Ground was finally broken in November 1970. And so at a cost of about $8.5 million, McKale Center opened in February 1973, two years after the Tucson Convention Center, with 9,000 seats, opened downtown, a project that cost $15 million.

1980s: Most significant projects: completion of resort golf courses at Ventana Canyon, Starr Pass and the Westin La Paloma.

As upscale golf grew in demand, Tucson didn’t miss a beat. It opened three eye-candy type mountain courses, the first, La Paloma Country Club, designed by Jack Nicklaus.

By 1988, as the PGA Tour rebranded itself and built 12 β€œTPC” courses nationally, Starr Pass became one of the 12 with the exclusive TPC brand. It thus replaced Randolph North as the regular site of the Tucson Open, and claimed as one of its first champions a young Phil Mickelson.

Earlier, in 1988, Ventana Canyon became home of the made-for-TV β€œMerrill Lynch Shootouts,” which included big-name golfers such as Tom Watson, Ben Crenshaw, Fuzzy Zoeller, Payne Stewart and Raymond Floyd.

1990s: Most significant project: Building Tucson Electric Park.

In an attempt to become the spring training home of the expansion Arizona Diamondbacks, Tucson politicians argued about a preferred site. For better or worse β€” worse, it says here β€” a downtown location was rebuffed and TEP was built on out-of-the-way Ajo Way.

Fans sit in the outfield for the first spring training game at Tucson Electric Park between the Arizona Diamondbacks and the Chicago White Sox on Feb. 28, 1998. Photo by Xavier Gallegos/Tucson Citizen

Nevertheless, on Feb. 27, 1998, 92-year-old Tucson baseball icon Roy Drachman threw the first pitch of the first-ever Diamondbacks game, a spring training victory over the Chicago White Sox, who shared the $37 million, 16-field complex with the Diamondbacks for 12 years.

A capacity crowd of 11,287 attended the inaugural game. Diamondbacks manager Buck Showalter called TEP β€œthe Taj Mahal” of spring training complexes. A decade later, the D-backs and White Sox sought more lucrative, county-built complexes in suburban Phoenix, although Pacific Coast League baseball endured at TEP through 2014.

2000s: Most significant project: Dove Mountain golf courses.

After being downgraded to an β€œencumbered” PGA Tour event for nine years, the Tucson Open morphed into the Accenture World Match Play Championship in 2007. It was one of the eight or 10 most anticipated golf events in the world each year.

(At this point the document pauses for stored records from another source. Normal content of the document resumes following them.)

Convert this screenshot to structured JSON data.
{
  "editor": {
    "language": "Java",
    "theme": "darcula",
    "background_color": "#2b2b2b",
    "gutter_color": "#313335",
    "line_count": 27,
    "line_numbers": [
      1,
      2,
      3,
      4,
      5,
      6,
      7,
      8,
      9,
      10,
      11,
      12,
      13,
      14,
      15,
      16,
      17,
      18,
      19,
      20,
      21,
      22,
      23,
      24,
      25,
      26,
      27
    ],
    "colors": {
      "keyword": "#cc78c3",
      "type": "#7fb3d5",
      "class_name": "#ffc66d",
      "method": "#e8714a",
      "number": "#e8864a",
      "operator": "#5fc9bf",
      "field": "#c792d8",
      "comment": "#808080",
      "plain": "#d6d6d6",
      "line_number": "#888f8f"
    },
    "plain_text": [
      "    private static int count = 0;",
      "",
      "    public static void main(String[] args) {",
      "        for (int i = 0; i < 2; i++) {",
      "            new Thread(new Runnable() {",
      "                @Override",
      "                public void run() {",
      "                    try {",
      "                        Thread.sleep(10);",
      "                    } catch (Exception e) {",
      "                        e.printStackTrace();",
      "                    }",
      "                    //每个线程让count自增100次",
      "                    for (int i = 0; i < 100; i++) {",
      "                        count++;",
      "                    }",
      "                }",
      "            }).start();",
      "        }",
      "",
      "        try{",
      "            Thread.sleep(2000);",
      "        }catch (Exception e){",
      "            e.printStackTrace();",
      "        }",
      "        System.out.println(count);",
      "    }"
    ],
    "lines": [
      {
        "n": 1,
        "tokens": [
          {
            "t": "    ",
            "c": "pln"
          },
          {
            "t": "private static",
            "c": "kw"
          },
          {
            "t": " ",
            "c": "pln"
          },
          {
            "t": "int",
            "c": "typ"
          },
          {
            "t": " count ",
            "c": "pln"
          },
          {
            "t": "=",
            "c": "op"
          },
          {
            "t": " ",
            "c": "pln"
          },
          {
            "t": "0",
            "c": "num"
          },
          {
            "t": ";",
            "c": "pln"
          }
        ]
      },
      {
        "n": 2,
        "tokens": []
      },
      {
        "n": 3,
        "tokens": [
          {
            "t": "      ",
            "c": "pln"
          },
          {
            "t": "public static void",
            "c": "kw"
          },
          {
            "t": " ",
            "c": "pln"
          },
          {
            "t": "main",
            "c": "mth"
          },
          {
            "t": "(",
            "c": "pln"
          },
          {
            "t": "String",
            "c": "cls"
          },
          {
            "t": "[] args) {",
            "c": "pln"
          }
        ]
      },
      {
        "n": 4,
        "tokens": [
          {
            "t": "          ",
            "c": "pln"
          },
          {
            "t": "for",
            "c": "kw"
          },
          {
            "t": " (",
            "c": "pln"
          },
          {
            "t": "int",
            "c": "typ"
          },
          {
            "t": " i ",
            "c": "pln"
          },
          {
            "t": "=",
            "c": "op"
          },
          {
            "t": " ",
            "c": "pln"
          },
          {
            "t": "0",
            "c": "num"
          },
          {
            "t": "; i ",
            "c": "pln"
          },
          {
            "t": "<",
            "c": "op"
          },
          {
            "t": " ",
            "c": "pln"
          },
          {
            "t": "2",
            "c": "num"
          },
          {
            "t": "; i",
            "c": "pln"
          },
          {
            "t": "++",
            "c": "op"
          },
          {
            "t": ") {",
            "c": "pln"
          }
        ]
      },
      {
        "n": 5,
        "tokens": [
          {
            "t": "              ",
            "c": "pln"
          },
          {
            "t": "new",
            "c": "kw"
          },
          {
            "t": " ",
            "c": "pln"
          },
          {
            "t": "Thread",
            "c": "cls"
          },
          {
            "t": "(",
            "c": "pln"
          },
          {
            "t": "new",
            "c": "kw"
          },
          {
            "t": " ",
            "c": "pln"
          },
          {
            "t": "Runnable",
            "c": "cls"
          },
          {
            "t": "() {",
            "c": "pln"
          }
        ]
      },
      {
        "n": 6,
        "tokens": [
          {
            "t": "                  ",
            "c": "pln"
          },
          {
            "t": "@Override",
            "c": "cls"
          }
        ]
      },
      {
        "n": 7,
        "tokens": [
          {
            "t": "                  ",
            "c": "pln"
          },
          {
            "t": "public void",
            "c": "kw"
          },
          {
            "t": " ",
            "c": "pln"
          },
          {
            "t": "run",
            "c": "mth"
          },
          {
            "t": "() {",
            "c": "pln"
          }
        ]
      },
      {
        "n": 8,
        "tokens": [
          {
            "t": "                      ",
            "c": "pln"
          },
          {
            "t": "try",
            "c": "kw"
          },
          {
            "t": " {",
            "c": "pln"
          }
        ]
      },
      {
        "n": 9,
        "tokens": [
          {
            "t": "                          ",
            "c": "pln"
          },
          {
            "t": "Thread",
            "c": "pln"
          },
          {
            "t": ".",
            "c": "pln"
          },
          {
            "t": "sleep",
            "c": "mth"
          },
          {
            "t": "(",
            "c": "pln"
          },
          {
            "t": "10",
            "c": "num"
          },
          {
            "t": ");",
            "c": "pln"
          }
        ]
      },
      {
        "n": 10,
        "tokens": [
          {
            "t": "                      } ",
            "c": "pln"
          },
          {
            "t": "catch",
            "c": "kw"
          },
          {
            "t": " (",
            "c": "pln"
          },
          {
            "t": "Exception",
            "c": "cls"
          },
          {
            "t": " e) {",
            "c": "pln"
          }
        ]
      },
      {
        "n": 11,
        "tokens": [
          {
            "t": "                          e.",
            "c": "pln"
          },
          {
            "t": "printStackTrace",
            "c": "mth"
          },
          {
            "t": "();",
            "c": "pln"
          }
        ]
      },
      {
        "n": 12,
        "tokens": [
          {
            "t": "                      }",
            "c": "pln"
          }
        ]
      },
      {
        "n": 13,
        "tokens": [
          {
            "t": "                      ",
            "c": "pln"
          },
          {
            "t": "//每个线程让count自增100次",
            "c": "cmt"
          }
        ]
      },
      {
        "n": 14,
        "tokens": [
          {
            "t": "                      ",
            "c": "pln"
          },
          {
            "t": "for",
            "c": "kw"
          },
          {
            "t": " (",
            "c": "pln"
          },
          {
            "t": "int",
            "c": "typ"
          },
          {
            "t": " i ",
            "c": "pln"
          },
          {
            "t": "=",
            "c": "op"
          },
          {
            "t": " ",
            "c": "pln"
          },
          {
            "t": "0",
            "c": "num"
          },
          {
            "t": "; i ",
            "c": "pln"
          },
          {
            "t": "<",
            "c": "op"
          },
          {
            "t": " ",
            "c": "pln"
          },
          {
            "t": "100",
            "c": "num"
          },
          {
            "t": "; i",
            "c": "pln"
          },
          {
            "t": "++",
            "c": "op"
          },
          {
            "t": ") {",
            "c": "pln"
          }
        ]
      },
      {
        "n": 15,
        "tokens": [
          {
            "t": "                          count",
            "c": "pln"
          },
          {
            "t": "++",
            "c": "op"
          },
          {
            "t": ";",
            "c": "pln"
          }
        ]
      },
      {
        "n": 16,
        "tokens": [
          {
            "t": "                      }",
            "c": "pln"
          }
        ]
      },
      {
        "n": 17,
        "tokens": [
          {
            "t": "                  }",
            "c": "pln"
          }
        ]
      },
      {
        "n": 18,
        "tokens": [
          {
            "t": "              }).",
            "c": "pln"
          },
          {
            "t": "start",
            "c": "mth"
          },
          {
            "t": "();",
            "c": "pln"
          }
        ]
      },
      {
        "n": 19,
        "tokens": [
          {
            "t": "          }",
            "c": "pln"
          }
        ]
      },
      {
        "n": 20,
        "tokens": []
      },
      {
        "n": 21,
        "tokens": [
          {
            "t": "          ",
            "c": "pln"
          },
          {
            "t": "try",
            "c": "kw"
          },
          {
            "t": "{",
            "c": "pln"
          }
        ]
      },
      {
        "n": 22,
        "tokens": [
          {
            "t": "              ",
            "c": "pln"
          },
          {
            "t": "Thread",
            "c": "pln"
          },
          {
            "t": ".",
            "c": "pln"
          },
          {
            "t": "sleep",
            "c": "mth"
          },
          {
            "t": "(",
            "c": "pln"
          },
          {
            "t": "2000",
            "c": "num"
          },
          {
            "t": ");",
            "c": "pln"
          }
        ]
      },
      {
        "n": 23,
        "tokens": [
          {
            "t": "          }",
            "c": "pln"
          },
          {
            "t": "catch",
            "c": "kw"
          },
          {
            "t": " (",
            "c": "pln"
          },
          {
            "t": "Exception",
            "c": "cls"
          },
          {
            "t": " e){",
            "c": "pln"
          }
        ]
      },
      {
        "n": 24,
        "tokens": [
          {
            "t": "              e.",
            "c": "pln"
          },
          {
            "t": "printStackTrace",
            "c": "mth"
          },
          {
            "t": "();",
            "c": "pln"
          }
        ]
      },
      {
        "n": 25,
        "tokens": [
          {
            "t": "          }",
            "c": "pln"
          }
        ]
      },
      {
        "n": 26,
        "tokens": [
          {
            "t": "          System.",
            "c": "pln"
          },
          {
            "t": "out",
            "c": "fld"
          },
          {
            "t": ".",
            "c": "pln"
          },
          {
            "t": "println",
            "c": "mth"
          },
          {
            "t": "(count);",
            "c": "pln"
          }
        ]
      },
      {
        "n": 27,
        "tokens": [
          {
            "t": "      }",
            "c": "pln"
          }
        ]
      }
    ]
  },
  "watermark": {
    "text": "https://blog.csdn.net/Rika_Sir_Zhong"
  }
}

It wouldn’t have been possible until the Gallery Golf Club built 36 world-class holes on Dove Mountain, buying time for completion of the Ritz-Carlton Golf Club β€” now the Dove Mountain Golf Club β€” in 2009.

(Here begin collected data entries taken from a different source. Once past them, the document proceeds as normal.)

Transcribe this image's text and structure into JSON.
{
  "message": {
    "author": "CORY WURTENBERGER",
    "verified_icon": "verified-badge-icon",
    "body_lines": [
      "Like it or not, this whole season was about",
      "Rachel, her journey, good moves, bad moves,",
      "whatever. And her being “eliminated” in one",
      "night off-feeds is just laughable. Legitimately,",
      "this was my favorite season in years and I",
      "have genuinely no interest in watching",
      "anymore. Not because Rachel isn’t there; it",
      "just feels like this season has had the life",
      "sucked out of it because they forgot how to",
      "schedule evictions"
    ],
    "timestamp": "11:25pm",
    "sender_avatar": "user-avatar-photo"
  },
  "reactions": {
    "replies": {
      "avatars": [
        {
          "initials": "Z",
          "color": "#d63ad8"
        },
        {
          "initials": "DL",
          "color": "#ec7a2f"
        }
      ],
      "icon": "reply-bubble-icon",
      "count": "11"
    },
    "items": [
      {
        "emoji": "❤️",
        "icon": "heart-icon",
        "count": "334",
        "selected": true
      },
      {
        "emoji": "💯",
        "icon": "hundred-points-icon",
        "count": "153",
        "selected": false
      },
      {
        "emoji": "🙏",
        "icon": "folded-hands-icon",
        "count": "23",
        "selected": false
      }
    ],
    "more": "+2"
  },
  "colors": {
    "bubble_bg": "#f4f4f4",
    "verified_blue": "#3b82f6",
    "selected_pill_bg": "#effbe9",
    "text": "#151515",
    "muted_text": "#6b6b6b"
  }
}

Once again, Nicklaus’ name surfaced in Tucson sports; he designed the Ritz-Carlton golf facility.

Tiger Woods won the 2008 Match Play championship at the Gallery’s South Course. When the event moved to the Ritz-Carlton, global golf figures such as Jason Day, Ian Poulter, Matt Kuchar and Henrik Stenson became champions.

Unfortunately, Accenture ceased its sponsorship after the 2014 event, at which time new sponsor Dell Technologies moved the match-play event to San Francisco and later to Austin, Texas.

2010s: Most significant project: The Lowell-Stevens Football Facility.

To keep up with Power 5 conference opponents and big-money Pac-12 competitors like Oregon, Washington and USC, the UA spent about $75 million in 2012-13 to build the Lowell-Stevens Football Facility, a project in the north end zone at Arizona Stadium.

As if to celebrate the facility’s opening, Arizona won the 2014 Pac-12 South Division championship.

Since the LSFF opened, Pac-12 schools at Washington State, Arizona State, Colorado, UCLA and Utah have matched or exceeded Arizona’s north end zone project. The UA subsequently spent about $40 million to renovate the lower level, east side, of Arizona Stadium, and to build the massive Davis Center, an indoor training arena that sits on the site of the old Sancet-Kindall baseball facility.

What’s next for Tucson sports facilities?

The school still has plans β€” delayed by the coronavirus pandemic β€” to spend in excess of $150 million to re-do the west grandstands at Arizona Stadium, built 99 years ago.